Alembic easily detects changes such as adding/removing columns, but could be blind on thin, inner modifications. Re-reading the auto-generated script is a strongly recommended step before actually performing the migration.

See the alembic documentation section autogenerate for more information.

Warning

Database modifications using ALTER_COLUMN (such as changing the type of a column) can’t be performed on SQLite databases. Be aware of this limitation if you absolutely want to use migration scripts with this SQL engine.

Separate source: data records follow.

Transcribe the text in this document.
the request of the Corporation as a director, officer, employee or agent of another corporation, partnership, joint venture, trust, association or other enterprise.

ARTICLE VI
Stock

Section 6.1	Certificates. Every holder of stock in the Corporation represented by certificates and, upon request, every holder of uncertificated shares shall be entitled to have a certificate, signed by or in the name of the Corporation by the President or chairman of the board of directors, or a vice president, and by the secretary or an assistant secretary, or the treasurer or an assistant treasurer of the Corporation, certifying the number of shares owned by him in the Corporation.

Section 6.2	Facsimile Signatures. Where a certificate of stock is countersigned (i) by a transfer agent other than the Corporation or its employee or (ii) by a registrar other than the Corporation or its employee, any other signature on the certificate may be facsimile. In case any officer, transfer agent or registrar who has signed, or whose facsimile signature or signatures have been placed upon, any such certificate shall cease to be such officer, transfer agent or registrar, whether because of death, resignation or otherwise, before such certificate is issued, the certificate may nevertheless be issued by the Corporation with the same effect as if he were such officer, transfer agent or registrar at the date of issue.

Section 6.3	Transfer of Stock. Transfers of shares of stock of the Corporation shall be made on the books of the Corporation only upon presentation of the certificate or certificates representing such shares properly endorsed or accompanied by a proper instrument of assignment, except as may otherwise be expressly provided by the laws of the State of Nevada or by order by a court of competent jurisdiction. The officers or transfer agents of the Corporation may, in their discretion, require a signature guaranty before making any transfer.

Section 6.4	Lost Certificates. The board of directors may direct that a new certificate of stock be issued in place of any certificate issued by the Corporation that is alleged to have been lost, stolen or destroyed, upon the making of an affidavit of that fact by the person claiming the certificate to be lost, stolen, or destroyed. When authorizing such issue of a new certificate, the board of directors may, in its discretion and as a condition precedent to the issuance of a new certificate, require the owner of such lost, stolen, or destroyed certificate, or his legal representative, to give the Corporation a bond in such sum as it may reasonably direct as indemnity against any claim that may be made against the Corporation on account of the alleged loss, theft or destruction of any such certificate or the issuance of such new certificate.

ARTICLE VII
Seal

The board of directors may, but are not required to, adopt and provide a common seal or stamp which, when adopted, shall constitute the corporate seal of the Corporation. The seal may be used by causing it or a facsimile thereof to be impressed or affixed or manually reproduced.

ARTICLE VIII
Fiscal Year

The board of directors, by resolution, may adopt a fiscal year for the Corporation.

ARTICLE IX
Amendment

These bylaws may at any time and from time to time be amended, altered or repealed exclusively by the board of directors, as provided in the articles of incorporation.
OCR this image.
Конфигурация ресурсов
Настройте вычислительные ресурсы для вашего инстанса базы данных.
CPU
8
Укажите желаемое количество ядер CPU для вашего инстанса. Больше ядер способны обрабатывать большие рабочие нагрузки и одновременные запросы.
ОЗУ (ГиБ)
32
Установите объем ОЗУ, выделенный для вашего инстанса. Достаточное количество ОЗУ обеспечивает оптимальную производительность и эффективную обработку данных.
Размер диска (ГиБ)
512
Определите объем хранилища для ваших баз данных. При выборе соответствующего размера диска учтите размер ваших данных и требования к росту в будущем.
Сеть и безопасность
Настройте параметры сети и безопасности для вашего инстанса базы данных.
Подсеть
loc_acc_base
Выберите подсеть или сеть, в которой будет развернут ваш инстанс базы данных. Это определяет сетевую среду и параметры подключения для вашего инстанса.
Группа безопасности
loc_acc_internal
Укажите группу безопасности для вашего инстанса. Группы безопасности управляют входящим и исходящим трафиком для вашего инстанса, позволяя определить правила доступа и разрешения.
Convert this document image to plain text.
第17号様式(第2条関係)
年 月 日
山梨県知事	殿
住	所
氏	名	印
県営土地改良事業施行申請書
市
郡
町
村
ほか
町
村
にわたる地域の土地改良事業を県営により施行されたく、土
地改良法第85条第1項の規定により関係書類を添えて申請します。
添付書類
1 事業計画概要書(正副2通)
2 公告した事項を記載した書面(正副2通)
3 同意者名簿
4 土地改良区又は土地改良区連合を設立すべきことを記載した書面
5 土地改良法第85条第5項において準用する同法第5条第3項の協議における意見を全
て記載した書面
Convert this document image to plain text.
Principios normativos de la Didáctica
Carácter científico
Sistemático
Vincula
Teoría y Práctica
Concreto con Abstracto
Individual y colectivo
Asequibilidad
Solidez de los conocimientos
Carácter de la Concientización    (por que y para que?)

Migrating between revisions

Once the revision is properly described, the migration is performed with:

$ alembic upgrade head

Alembic allows to migrate the database to any revision, relatively to the current revision or absolutely. Several examples:

$ alembic upgrade +4
$ alembic downgrade base
$ alembic upgrade <revision_number>+3

Tips and tricks

Note

Don’t trust Alembic too much. It is nothing more than a tool, without any comprehension on the code. Cautiously read the revision scripts it generates.

Note

Database migration is hardly ever a painless step. Be sure to:

  1. save your data before performing a migration,
  2. test your application after the migration to ensure its compatibility with the new data schemes.

Note

With a PostgreSQL database, the Float type is tolerated but the real type name used by the database is Real. It means that SQL objects described in sqlalchemy with Float columns will be properly applied in database, but at each autogenerate revision, alembic will see Real type in database, against Float type in the code metadata, and so will perform each time a useless alter_column from Real to Float. This problem could be avoided (with PostgreSQL) by declaring Real instead of Float.

See this page for more information on PostgreSQL numeric types.

Note

Alembic can’t directly deal with many somehow complex operations, such as type migration with no trivial cast. In these cases, the operation must be manually described with a raw SQL command (which could be database-dependent).

For instance, alembic can’t perform the migration from real to datetime:

> alembic.alter_column('table', 'column',
                       existing_type=sqlalchemy.REAL(),
                       type_=sqlalchemy.DateTime(),
                       existing_nullable=False)

… because of an error a column "column" cannot be cast automatically to type timestamp with time zone.

A proper migration for PostgreSQL would be (in Python):

> alembic.execute('ALTER TABLE "table" ALTER COLUMN "column" TYPE TIMESTAMP WITHOUT TIME ZONE USING to_timestamp(column)')

And the reverse code to downgrade the migration could be:

> alembic.execute('ALTER TABLE "table" ALTER COLUMN "column" TYPE REAL USING extract(epoch from column)')

Note

Rather than managing migrations directly with Alembic, we could generate SQL migration revision to be used directly on database with the command:

$ alembic upgrade <revision> --sql > migration.sql

Note

Deleting a revision R is simple:

  • downgrade the database to the revision before R-1 the revision you want to delete;
  • if any, edit the script of the following revision R+1 and update the down_revision variable to match the revision number of revision R-1;
  • delete the script of the revision R you want to delete;
  • upgrade your database.

The deleted revision want be applied any more.